Ce modèle de dispersion en collection, initié par Pierre Daunou en 1808 est malheureusement impossible à inverser[11]. C'est sans compter, par ailleurs, les sceaux qui furent presque partout détachés des documents d'origine.

La France ne fut pas la seule à voir ses fonds d'archives patrimoniaux publics et privés changer de main au fil des événements. La suppression des abbayes à l'époque de Henri VIII dans l'Angleterre du XVIe siècle avait déjà montré un exemple de dévolution légale d'archives voire de spoliation. Au reste, la Russie de 1917 fit de même avec ses anciennes institutions ecclésiastiques et aristocratiques.

En définitive, la bonne conservation des fonds anciens d'archives, là où elle existe encore, résulte certainement d'un désintérêt dont avaient pu bénéficier certains fonds de la part des archivistes eux-mêmes, notamment en France avant 1841.

Instructions de 1841

[modifier | modifier le code]

C'est à Natalis de Wailly que revient le mérite d'avoir fait promulguer une instruction qui érigeât en nouvelle doctrine archivistique le principe du respect des fonds. Il fit imposer des « Instructions pour la mise en ordre et le classement des Archives départementales et communale », le [12].

D'une certaine manière, chez les archivistes paléographes français sortis de l'école des chartes, et chargés de la mettre en pratique, cette instruction n'avait rien de révolutionnaire. Il s'agissait de graver dans le marbre la fin des mauvaises pratiques.

Règles principales

[modifier | modifier le code]

Principe de provenance

[modifier | modifier le code]

Le principe de provenance (en allemand Provenienzprinzip) des documents d'un fonds d'archives est prioritaire sur toute autre méthode de classement d'archives. En France, il a été systématisé dans les cadres de classement des archives départementales en 1841, en instituant des séries par origine des fonds (pouvoir royal, familles, clergés régulier et séculier, préfectures, etc.), reconnaissables par des lettres de l'alphabet s'appliquant à toute une série (pouvoir royal : A ; clergé régulier : H, etc.). Ces instructions, applicables en 1842 aux archives communales, et en 1854 aux archives hospitalières françaises, ont été mises à jour entre 1926 et 1979[13].

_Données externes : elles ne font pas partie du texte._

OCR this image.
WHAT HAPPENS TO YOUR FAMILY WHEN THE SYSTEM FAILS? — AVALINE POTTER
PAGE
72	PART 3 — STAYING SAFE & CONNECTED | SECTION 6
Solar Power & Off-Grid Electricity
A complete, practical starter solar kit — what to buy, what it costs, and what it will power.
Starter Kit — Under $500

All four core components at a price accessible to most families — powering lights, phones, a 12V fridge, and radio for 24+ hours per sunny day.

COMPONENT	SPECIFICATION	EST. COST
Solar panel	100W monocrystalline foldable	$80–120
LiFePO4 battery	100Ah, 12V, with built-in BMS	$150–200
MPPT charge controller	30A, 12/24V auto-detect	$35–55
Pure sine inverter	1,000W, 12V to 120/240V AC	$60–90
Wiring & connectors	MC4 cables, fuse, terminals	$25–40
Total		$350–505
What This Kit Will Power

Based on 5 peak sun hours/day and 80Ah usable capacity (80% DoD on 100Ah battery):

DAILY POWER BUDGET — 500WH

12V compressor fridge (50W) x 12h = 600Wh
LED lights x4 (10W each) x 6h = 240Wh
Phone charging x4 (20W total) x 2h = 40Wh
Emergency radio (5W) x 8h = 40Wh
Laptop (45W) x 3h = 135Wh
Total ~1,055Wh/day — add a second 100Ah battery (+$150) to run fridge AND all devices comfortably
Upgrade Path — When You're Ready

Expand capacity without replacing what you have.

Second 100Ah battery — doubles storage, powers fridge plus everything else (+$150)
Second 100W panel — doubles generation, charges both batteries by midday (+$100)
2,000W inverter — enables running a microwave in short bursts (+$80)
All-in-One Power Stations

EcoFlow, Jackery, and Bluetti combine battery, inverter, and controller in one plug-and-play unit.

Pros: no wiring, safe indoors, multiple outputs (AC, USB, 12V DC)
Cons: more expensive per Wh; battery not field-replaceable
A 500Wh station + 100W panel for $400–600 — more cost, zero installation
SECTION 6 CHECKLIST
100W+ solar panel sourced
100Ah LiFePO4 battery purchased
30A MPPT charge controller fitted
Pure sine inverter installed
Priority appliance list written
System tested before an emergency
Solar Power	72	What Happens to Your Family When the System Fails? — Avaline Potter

Ce qui est pris en compte, c'est la provenance des archives en fonction du producteur déposant ou versant ses archives à un dépôt d'archives institutionnel (archives nationales ou territoriales) ou privé (archives d'entreprise, tiers archiveur). À l'intérieur d'un fonds versé, il peut exister des sous-fonds d'origines multiples mais généralement en lien hiérarchique ou historique avec le dernier détenteur. Cela apporte une information qui peut être utile au chercheur. De même, un fonds d'archives peut contenir des dossiers presque semblables, compte tenu de l'histoire du fonds final. C'est le classement du fonds qui doit éclaircir la cohérence de l'ensemble, tout en préservant le principe de non-mélange.

Principe de non-mélange de fonds

[modifier | modifier le code]

Le principe de non-mélange de fonds revient, dans le cas de fonds désordonnés à la suite de vicissitudes, à comprendre le fonctionnement des institutions qui ont produit des archives, et à rendre au fonds la cohérence des documents les uns par rapport aux autres. Ce principe va à l'encontre du classement par typologie, autrefois aux Archives nationales entre 1808 et 1841, où certaines séries ne sont constituées que de registres (séries à doubles lettres) extraits des fonds organiques correspondants (séries à simple lettre). Par exemple, les séries K et KK, P et PP citées plus haut.

Cependant, dans le cas de documents dépassant exagérément le format habituel des autres pièces d'un fonds, il est généralement procédé à son extraction matérielle d'une boîte d'archives de conservation, mais il conserve sa cote initiale et figure dans l'inventaire ou le répertoire du fonds. C'est le cas par exemple des plans ou affiches qui nécessitent d'être conservés à plat dans des tiroirs spéciaux, parfois de plaques de verre iconographiques, supports magnétiques ou informatiques présents dans une liasse[14]. La conservation de la cote primitive garantit le respect des fonds.

Principe de l'ordre primitif

[modifier | modifier le code]

Le principe de l'ordre primitif est souhaitable si manifestement l'archiviste a affaire à un fonds d'archives qui n'a subi aucune altération ni mélange visibles. Il est de bon sens de conserver, dans l'intérêt du chercheur, un ordre cohérent établi par le producteur. Dans ce cas, les documents doivent être laissés tels quels à l'intérieur d'une liasse. Pour les documents reliés depuis longtemps par un fil ou une agrafe, il n'est pas nécessaire de les détacher. Cependant, dans le cas d'épingles ou de trombones altérables ou rouillés, on doit les enlever sans perturber l'ordre des pièces dans le dossier.

Fonds clos et séries continues

[modifier | modifier le code]

Les fonds clos sont les fonds d'archives d'organismes ayant disparu. Toutefois, en France, certains fonds sont considérés comme clos, afin de faire face au traitement d'archives plus récentes mais matériellement massives. Les archives contemporaines, notamment en ce qui concerne les archives publiques, sont donc de moins en moins classées en séries de provenance[15].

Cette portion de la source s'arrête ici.